3 out of 5
Developed by: Greg Berlanti, Ali Adler, Andrew Kreisberg
covers season 1
I’ll take a dose of The Flash with some girl power and a piss-poor rogues gallery, pleez. …One order of Supergirl a’comin’ up!
This is a concise summary.
If you’ve watched The Flash, you’ve appreciate the way Berlanti and Kreisberg navigated away from the excess soapiness of Arrow for something that nabbed onto all the right camp elements of its comic source while still respecting that source and, overall, serving its own internal characterizations and narration with generally smart and fun writing. Supergirl takes that even a step further by plastering constant smiles on everything, very much thanks to Melissa Benoist’s endearing representation of the forever-positive Kara El character and an incredibly fun supporting cast that, sure, each fill the required roles – nervy oddball (Winn, played by Jeremy Jordan); love interest (Jimmy Olsen… played by Mehcad Brooks); tough but caring parental figure (S-Girl’s normal-life boss, Cat Grant, played with gusto by Calista Flockhart as a gender swapped J.K.Simmons’ J. Jonah Jameson); wisdom-bestowing bestie (Alex, our lead’s sister – Chyler Leigh) – but also get just enough depth to function as proper story foils and not just cameo one-line droppers.

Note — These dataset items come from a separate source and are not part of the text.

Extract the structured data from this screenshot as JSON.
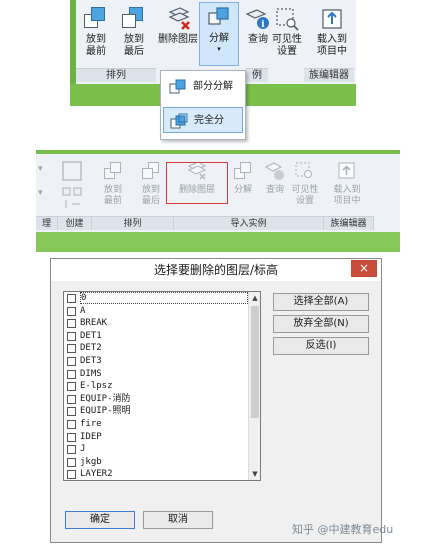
{
  "ribbon1": {
    "buttons": [
      {
        "label": "放到\n最前"
      },
      {
        "label": "放到\n最后"
      },
      {
        "label": "删除图层"
      },
      {
        "label": "分解"
      },
      {
        "label": "查询"
      },
      {
        "label": "可见性\n设置"
      },
      {
        "label": "载入到\n项目中"
      }
    ],
    "groups": {
      "arrange": "排列",
      "import": "例",
      "family_editor": "族编辑器"
    },
    "menu": [
      {
        "label": "部分分解"
      },
      {
        "label": "完全分"
      }
    ]
  },
  "ribbon2": {
    "buttons": [
      {
        "label": "放到\n最前"
      },
      {
        "label": "放到\n最后"
      },
      {
        "label": "删除图层"
      },
      {
        "label": "分解"
      },
      {
        "label": "查询"
      },
      {
        "label": "可见性\n设置"
      },
      {
        "label": "载入到\n项目中"
      }
    ],
    "groups": {
      "left": "理",
      "create": "创建",
      "arrange": "排列",
      "import": "导入实例",
      "family_editor": "族编辑器"
    }
  },
  "dialog": {
    "title": "选择要删除的图层/标高",
    "close": "×",
    "layers": [
      "0",
      "A",
      "BREAK",
      "DET1",
      "DET2",
      "DET3",
      "DIMS",
      "E-lpsz",
      "EQUIP-消防",
      "EQUIP-照明",
      "fire",
      "IDEP",
      "J",
      "jkgb",
      "LAYER2"
    ],
    "select_all": "选择全部(A)",
    "deselect_all": "放弃全部(N)",
    "invert": "反选(I)",
    "ok": "确定",
    "cancel": "取消"
  },
  "watermark": "知乎 @中建教育edu"
}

The lineage from show to show is pretty interesting, but the ploy by the time we get to Supergirl would seem to be to push the Golden Age vibe as much as possible, which is fitting for heroes wearing that big S, whether Man or Girl, and refreshing during this era of media which sees a lot of “dark” interpretations of things.

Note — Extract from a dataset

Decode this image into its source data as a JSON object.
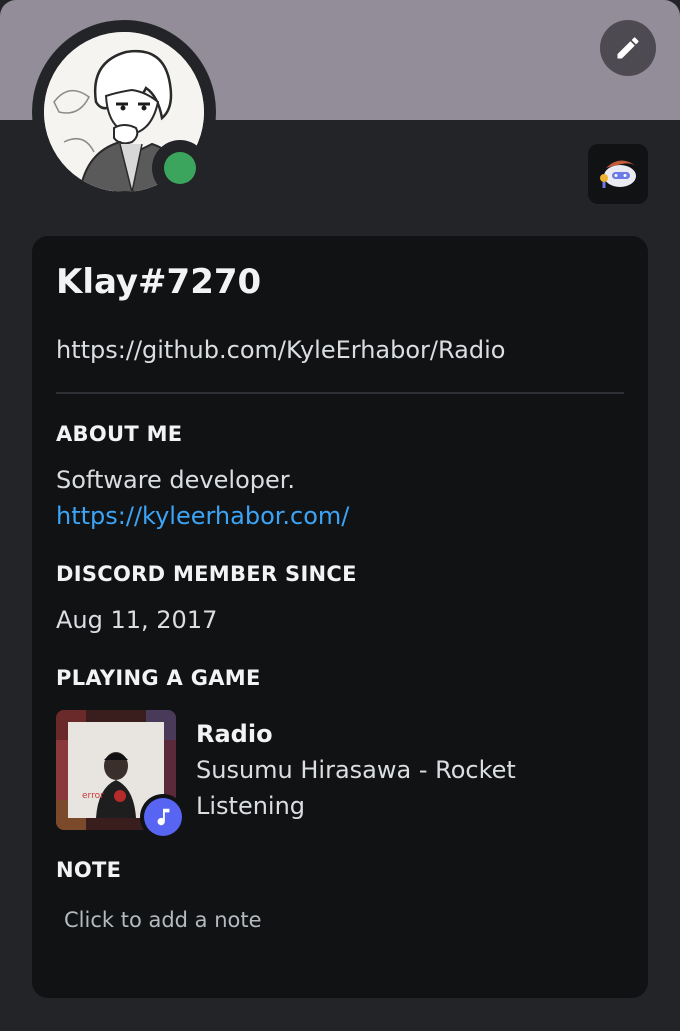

And when Supergirl keeps it fairly simple, with battles-of-the-week and Kara’s growing pains, the show is truly a blast. I dropped the “girl power” bit at the top, which is definitely a simplification, but acknowledging that the show does seem to lean toward more of a feminine point-of-view, Supergirl even approaches inspirational greatness at points, throwing aside expected gender tropes and giving us a hero that can flip through various emotional states and give all of them – the bold ones, the kickass ones, the vulnerable ones – credibility.

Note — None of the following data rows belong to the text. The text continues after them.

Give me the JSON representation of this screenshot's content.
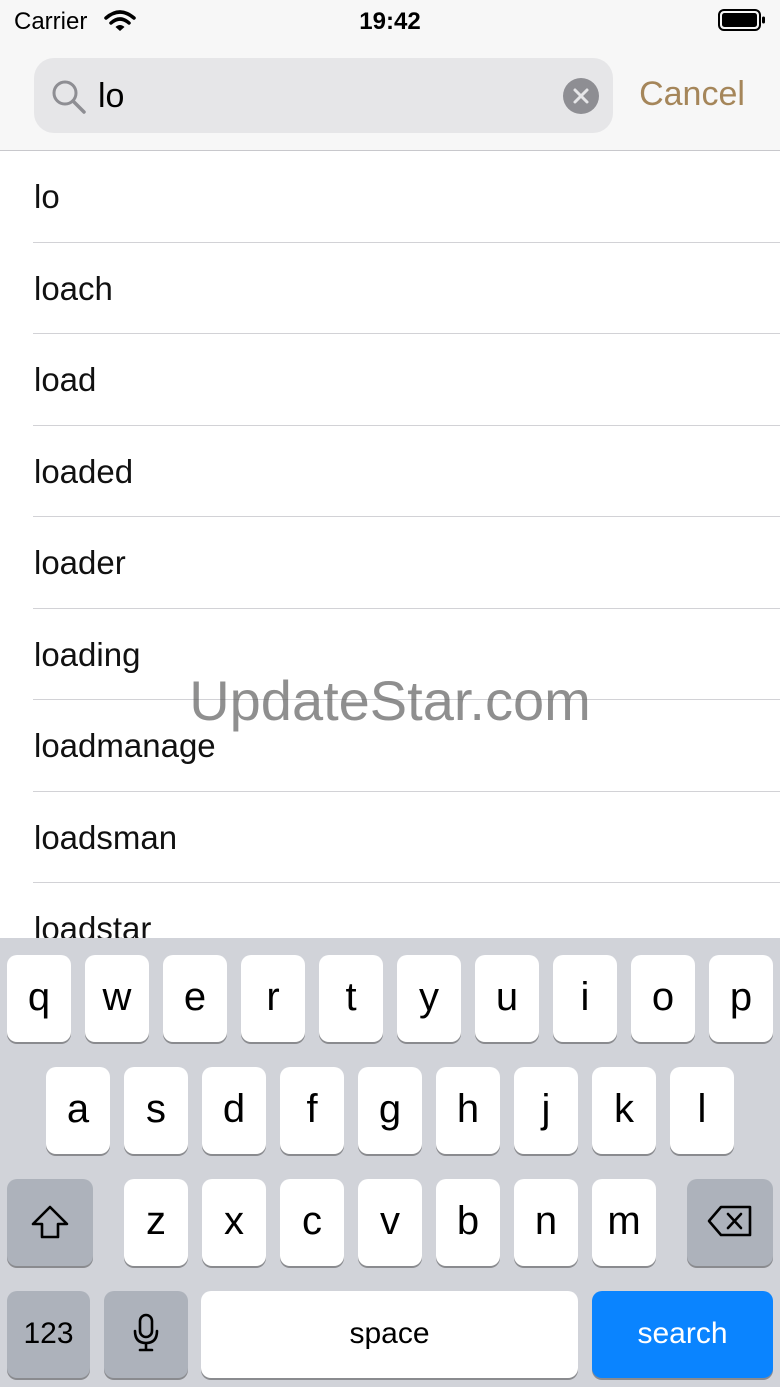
{
  "status_bar": {
    "carrier": "Carrier",
    "time": "19:42"
  },
  "search": {
    "query": "lo",
    "cancel_label": "Cancel"
  },
  "results": [
    "lo",
    "loach",
    "load",
    "loaded",
    "loader",
    "loading",
    "loadmanage",
    "loadsman",
    "loadstar"
  ],
  "watermark": "UpdateStar.com",
  "keyboard": {
    "row1": [
      "q",
      "w",
      "e",
      "r",
      "t",
      "y",
      "u",
      "i",
      "o",
      "p"
    ],
    "row2": [
      "a",
      "s",
      "d",
      "f",
      "g",
      "h",
      "j",
      "k",
      "l"
    ],
    "row3": [
      "z",
      "x",
      "c",
      "v",
      "b",
      "n",
      "m"
    ],
    "numbers_label": "123",
    "space_label": "space",
    "search_label": "search"
  },
  "colors": {
    "accent": "#a5865a",
    "keyboard_action": "#0a84ff"
  }
}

But then there are times where Supergirl tries to get a bit more complicated, and then the obnoxious times when we remember that these creators started their hero TV work on a CW show. The former results in some incredibly boring episodes involving attempts at ongoing story lines with uninteresting villains: other Kryptonians and Max Lord. The other Kryptonians are Phantom Zone escapees, which is cool in concept but the show has a tough time dealing with the power discrepancy (that Supergirl ain’t so super in comparison) and the proliferation of these baddies really distills their sense of threat. And Max Lord is Lex Luthor lite, which is the heading of a subchapter on what’s grating about Supergirl: when it reminds us it’s not about Superman. It’s a tough balance, having to acknowledge the Big S, and that balance occasionally teeters too much to one side when the show too blatantly nabs a Superman story or concept and just plants Supergirl on top of it. In the latter instance – the CW thing – Kara has stupid ass relationship bullshit drama with her boyz and people fall in love. This was horrible on Arrow, and horrible on Flash, and I’m really confused if we still care about these things on TV shows. Can we not have a show where people just aren’t forced into relationships? Can’t people just be cute and flirty and happy as individuals? Is it a teen thing? I don’t know. But gawd, the wasted screentime of Jimmy and Kara love bungles.
So: we’re left with a show that hasn’t really found a meaty idea to sink its teeth into, and when it tries – via villains or soapy drama – it comes up way short. But the show is far from falling flat, as the plentiful moments where those teeth-sinking attempts are put on the backburner are really a joy. Someone smarter than me can figure out how to wrangle that into something bigger and better for season 2. Or someone with CW instincts can go full Arrow and poop more drama everywhere. We’ll see. Either way, the Supergirl team has scored a pitch-perfect cast and an overall appealing tone to keep me tuning in for further adventures.